Por Flávio Paranhos em 6/3/2007

Publicado originalmente no diário O Popular, Goiânia, 02/03

Não tenho procuração do professor Renato Janine Ribeiro para defendê-lo e imagino até que ele nem queira esticar mais o assunto. Entretanto, não posso deixar passar a oportunidade de me valer da polêmica em torno de seu artigo "Razão e sensibilidade" (publicado na Folha de S. Paulo, 18/02) para discutir um pouco acerca da hipocrisia que, assim como a violência, vem ocupando cada vez mais espaço nos noticiários.

Sendo toda leitura uma co-autoria, quem dá a cara a tapa, tornando público o que pensa nos jornais, deve se acostumar a interpretações diversas da pretendida. Ainda assim, não pude deixar de me surpreender com a leitura completamente enviesada que o inteligente e erudito jornalista Elio Gaspari fez do artigo do prof. Janine ("O professor acha que pena de morte é pouco", Folha de S. Paulo e O Popular, 18/02). Admitindo que não haja nada por trás de sua interpretação e que se trate apenas de leitura apressada mesmo, Gaspari perdeu a oportunidade de saborear uma peça de rara beleza filosófica.

Precocidade no crime

"Razão e sensibilidade" não é uma defesa da pena de morte. Ou de torturas, ou de endurecimento das estratégias públicas para a segurança, ou de seja lá o que for. É, sim, a confissão angustiada de um intelectual chamado a opinar num caso inacreditavelmente monstruoso. Intelectuais, como lembra Janine, devem tomar posições. Espera-se deles que sejam sempre muito racionais. Mas como ser racional quando arrastam uma criança por quilômetros (e fazem manobras para soltá-la do carro, demonstrando que sabiam o que acontecia)? Nem é preciso ter filho da mesma idade (embora quem tenha, faça a transferência inevitável) para querer aplicar a lei de talião. Arrastaram o menino? Arrastem cada um dos desgraçados por vários quilômetros até que morram.
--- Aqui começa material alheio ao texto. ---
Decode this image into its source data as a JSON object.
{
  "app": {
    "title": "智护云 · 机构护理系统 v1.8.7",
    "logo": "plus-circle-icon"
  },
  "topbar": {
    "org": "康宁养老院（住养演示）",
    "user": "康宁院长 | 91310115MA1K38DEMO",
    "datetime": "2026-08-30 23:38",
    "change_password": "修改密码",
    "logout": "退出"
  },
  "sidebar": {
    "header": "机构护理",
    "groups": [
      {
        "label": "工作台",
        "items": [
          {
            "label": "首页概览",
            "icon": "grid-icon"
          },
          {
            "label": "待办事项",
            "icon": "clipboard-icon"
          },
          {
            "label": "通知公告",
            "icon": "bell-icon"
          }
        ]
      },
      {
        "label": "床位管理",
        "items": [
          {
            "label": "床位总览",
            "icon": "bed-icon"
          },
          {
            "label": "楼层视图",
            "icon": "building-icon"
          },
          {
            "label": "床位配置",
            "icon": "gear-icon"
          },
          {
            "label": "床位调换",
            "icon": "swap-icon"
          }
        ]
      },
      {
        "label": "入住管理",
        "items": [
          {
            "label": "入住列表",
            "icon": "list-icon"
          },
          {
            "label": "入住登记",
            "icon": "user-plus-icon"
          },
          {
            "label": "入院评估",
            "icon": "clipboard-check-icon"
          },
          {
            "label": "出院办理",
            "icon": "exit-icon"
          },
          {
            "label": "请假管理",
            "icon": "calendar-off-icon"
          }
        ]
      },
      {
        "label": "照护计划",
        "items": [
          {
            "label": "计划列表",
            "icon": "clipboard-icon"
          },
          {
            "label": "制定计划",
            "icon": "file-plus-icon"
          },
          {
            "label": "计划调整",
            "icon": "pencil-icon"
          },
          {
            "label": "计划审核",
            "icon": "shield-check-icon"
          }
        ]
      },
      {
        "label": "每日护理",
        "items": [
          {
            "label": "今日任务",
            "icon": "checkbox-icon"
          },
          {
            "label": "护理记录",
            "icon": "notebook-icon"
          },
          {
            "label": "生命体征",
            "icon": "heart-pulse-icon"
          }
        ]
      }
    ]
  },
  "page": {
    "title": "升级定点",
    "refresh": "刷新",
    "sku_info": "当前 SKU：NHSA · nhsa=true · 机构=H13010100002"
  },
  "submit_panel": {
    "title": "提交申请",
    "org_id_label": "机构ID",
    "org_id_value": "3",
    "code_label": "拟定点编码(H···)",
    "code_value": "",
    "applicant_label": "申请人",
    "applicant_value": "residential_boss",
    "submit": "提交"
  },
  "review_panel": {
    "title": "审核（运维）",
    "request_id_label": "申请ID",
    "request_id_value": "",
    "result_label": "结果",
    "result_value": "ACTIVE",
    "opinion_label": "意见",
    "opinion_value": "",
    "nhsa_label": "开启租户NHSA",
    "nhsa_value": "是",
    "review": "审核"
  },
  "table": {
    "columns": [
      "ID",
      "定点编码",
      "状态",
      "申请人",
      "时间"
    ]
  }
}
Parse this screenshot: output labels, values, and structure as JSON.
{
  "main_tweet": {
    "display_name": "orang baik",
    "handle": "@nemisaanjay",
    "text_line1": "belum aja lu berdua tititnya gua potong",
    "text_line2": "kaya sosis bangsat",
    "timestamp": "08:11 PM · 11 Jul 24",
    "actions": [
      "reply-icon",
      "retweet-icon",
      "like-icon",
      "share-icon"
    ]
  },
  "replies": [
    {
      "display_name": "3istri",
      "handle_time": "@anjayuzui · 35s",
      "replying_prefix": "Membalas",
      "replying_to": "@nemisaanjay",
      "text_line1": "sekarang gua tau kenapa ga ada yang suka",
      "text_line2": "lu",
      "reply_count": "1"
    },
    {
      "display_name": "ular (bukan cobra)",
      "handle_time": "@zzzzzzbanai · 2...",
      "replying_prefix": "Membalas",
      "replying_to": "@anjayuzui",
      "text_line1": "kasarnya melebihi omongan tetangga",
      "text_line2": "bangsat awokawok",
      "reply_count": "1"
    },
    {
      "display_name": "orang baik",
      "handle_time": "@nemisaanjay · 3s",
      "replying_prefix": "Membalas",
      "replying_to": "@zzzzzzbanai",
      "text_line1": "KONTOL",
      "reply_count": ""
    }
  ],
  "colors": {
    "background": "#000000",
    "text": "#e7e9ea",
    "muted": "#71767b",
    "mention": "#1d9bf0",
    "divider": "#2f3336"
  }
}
Tal é o que passa pela cabeça de todos nós, sem exceção e hipocrisia. Entretanto, entre confessar essa vontade e defendê-la há uma enorme distância. Como diz Janine: "Quer isso dizer que defenderei a pena de morte, a prisão perpétua, a redução da maioridade penal? Não sei. Não consigo, do horror que sinto, deduzir políticas públicas, embora isso fosse desejável." Até porque é preciso ser muito ingênuo pra acreditar que uma das mais famosas medidas de "endurecimento", a diminuição da maioridade penal, resolverá o problema. Se hoje colocamos apenas maiores de 18 em escolas de tempo integral de bandidagem, amanhã colocamos os maiores de 16, depois 14, depois 10 e só conseguiremos é precocidade no aprendizado de malfeitorias profissionais.

Razão e emoção

O problema é tão maior do que isso, tão mais profundo, que dá desânimo pensar nele. Não me refiro ao argumento fácil das desigualdades sociais do país. Não que não seja válido, mas é fácil demais invocá-lo. Tão fácil que virou lugar-comum de político malandro (quase uma redundância, o ‘quase’ por conta de algumas honrosas exceções). Por outro lado, de tão difícil resolução que sua aparente inatingibilidade serve de eterna desculpa. Desculpa essa que encobre outra hipocrisia, já que os maiores bandidos do país, os mais nocivos, são ricos e acreditam piamente na Lei de Karamazov (adaptada aos seus interesses): se não existe punição, tudo é permitido.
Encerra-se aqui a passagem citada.